What you see in Shyamala Harris’s trajectory, for one, is an alignment with those who were struggling for justice and freedom in the Black freedom movement. That was a different trajectory. My mother came the very same year as Kamala Harris’ mother, on a scholarship also, to get a PhD on the East Coast.

That particular generation of immigrants who came as students is distinct from other histories I’ve written about, such as the peddlers who came to the South and the ship jumpers who settled in the Northeast. Because throughout the Asian exclusion era to the present, there has always been an exception allowing students to come from India to the US to study. That’s the way that Kamala Harris’s mother came here, that’s the way that my own mother came here in 1958.

And what’s unique about that specific generation that Kamala Harris’s mother was part of, was that the late 60s and early 1970s were a moment in which not only was the civil rights movement and the Black Power movement unfolding here in the United States, but those movements very much saw themselves in connection with anti-colonial movements across the world. The graduate students who were here from what was then called the Third World, including India, were connecting to Black and indigenous struggles here also through the lens of a Third World anti-colonial internationalism.

That was the arena that my mother was part of as a graduate student and then as a young professor who was teaching graduate students from all over the decolonising world, and my sense is that Shyamala Harris was also in circles where the Black freedom struggle and the struggle of indigenous peoples in the US were seen as part of a global anti-colonial struggle.

What are your thoughts on anti-blackness and racism back in India? How do Bengalis and Indians continue to be racist towards those of African origin in India, given this context of global anti-colonial solidarity?

The numerous incidents over the last decade of racial violence against African students and immigrants in India are really shocking. In the US, one of the one of the most important interventions in the current conversation among South Asian Americans is about how to become better allies or how to work in solidarity with African Americans. There’s a very important imperative that’s been put on the table by Dalit activists in the US arguing rightly that the process of becoming an ally or working in solidarity with African Americans against US anti-blackness has to start by unpacking and confronting casteism and colourism within our own diaspora communities.
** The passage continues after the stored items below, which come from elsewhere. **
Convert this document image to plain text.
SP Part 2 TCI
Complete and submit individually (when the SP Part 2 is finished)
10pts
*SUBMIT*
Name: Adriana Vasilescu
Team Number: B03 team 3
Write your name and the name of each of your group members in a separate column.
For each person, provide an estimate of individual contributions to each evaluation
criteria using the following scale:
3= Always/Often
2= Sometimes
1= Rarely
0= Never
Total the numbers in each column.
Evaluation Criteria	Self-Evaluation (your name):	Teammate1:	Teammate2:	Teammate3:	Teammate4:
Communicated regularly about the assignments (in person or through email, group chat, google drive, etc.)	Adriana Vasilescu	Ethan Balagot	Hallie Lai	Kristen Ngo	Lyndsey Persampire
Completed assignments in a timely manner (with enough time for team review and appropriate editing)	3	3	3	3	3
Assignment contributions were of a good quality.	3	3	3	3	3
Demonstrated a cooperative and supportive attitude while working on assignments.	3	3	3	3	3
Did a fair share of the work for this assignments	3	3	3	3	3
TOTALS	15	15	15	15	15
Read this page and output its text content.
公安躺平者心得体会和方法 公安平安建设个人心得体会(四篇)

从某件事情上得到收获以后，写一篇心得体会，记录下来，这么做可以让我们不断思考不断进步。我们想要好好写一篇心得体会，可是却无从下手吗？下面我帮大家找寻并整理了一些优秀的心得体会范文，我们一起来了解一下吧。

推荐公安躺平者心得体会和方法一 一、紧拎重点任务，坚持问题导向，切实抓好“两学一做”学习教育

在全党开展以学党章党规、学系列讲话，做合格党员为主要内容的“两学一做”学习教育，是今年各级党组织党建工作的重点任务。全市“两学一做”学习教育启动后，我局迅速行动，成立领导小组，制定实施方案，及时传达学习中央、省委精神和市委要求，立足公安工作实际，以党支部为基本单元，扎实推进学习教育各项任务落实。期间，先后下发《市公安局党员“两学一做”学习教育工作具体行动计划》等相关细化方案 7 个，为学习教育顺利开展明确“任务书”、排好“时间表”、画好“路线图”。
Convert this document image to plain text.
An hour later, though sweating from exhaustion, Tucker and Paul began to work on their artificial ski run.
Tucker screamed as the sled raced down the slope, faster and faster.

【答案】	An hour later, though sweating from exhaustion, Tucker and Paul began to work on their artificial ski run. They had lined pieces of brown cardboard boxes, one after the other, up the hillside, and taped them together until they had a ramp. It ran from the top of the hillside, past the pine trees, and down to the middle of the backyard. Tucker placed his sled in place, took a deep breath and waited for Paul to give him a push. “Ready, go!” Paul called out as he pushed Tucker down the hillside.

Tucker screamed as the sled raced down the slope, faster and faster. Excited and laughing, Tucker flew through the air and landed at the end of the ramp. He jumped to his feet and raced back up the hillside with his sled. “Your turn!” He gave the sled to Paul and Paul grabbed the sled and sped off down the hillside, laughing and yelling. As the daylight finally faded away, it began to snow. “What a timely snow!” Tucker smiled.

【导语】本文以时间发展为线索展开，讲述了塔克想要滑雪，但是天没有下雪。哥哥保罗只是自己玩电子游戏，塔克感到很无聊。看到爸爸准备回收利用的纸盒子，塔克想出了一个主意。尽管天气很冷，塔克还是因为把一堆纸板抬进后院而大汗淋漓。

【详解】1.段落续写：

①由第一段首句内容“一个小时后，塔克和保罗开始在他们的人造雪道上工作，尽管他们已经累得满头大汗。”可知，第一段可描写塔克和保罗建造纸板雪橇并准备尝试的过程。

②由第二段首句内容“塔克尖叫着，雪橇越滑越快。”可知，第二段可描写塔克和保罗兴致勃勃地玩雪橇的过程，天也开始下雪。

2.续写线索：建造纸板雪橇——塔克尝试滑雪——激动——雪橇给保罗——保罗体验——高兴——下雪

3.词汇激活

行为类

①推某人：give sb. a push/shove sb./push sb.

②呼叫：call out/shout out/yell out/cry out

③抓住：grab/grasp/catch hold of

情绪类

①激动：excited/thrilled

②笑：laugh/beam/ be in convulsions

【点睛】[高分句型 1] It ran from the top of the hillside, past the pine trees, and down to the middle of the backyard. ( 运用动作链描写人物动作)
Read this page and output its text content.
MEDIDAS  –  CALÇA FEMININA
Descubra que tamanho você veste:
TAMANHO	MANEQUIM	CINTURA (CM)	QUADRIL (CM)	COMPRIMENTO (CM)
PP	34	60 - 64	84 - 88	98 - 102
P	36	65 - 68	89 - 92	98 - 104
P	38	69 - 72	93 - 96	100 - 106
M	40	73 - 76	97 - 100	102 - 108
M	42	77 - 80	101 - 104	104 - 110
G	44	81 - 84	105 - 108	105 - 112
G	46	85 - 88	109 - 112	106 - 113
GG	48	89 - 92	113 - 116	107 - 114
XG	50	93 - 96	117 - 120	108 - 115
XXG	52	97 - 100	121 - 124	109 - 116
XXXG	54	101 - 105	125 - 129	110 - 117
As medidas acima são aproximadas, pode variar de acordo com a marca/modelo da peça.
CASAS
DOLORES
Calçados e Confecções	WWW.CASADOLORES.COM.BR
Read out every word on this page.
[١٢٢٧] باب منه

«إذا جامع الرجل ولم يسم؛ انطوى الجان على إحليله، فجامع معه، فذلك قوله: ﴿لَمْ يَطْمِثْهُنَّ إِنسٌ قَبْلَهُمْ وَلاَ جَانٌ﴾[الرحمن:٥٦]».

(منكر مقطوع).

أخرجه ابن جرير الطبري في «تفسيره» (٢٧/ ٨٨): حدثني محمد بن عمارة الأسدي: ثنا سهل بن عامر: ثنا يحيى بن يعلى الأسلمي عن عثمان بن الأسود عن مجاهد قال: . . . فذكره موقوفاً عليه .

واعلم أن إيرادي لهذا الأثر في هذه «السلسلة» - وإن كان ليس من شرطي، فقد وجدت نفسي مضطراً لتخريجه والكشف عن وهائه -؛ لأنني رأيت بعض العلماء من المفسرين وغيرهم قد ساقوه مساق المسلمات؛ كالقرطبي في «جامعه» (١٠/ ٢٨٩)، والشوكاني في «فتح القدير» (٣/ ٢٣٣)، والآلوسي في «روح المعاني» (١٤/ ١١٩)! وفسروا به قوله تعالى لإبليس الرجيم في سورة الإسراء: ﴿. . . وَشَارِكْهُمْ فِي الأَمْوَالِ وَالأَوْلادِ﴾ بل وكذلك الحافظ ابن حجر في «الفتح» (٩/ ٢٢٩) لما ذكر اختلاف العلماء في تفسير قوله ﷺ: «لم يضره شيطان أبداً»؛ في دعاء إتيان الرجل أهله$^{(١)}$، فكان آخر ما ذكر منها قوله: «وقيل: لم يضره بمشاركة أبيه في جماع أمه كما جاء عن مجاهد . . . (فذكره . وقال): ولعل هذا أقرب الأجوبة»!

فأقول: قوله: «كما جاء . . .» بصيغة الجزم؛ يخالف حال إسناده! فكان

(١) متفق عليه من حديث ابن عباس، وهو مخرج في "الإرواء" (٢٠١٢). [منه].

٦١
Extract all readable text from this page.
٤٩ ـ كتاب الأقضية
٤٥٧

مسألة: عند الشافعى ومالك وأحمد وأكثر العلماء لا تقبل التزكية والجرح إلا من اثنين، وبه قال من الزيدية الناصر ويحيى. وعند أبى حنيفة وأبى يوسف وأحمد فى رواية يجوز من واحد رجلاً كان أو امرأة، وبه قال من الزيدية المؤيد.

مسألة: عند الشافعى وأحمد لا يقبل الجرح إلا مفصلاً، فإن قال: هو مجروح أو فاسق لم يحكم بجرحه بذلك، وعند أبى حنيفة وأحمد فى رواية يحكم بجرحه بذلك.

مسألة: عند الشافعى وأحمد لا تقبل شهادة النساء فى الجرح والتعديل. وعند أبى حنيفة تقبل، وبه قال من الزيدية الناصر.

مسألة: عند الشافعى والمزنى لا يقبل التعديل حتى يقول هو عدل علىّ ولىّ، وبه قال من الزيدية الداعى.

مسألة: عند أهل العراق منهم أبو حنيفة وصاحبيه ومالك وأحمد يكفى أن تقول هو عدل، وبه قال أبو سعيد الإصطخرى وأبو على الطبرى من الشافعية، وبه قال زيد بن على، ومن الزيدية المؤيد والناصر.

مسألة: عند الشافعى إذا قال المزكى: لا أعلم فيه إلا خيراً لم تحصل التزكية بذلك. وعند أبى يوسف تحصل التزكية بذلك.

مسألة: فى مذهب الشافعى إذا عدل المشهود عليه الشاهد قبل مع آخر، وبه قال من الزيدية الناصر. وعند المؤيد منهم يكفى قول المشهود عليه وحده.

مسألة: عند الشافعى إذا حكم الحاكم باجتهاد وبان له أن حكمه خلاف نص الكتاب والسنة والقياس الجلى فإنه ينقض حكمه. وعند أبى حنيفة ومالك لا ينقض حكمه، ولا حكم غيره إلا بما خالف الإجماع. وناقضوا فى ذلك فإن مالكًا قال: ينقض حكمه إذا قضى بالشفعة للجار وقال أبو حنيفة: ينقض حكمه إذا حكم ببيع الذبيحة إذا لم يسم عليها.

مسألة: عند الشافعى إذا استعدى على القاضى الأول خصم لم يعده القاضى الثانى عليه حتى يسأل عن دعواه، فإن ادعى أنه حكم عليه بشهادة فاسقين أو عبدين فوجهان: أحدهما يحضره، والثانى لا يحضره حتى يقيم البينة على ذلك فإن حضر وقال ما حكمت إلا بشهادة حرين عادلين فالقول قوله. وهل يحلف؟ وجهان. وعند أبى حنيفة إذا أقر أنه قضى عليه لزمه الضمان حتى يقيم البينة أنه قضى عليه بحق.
How does your research contextualise this present moment we’re in?

It’s important for us to understand the past so that we can best work in the present to build a more just, humane and sustainable future. Even though my work on this project is looking backward in time, it is, in this sense, very much about the present and the future.

Rather than spending our energy as South Asian Americans trying to achieve national inclusion, we have to understand exactly what we are trying to include ourselves in. What are the historical and ongoing injustices of the nation within which we want to be included? And when our horizon goes beyond national inclusion, beyond wanting to assimilate into the United States as it currently exists, when our horizon, rather, is the horizon of those who are struggling for justice here, for a reckoning with United States past and present inequalities, and envisioning a different kind of society here ... that is the horizon toward which I would hope more South Asian Americans raise their vision.

I believe that’s the horizon that my grandmother would have wanted me to be reaching toward here in the US. My grandmother, who, along with other women of her generation, gathered and burned British goods in the streets, sang songs to shame the Indian police officers who were helping to keep Indian political prisoners in British jails... I would like to think that she’d want me not simply to seek inclusion in the US as it is, but to join with those who are fighting for a more just United States and more just world.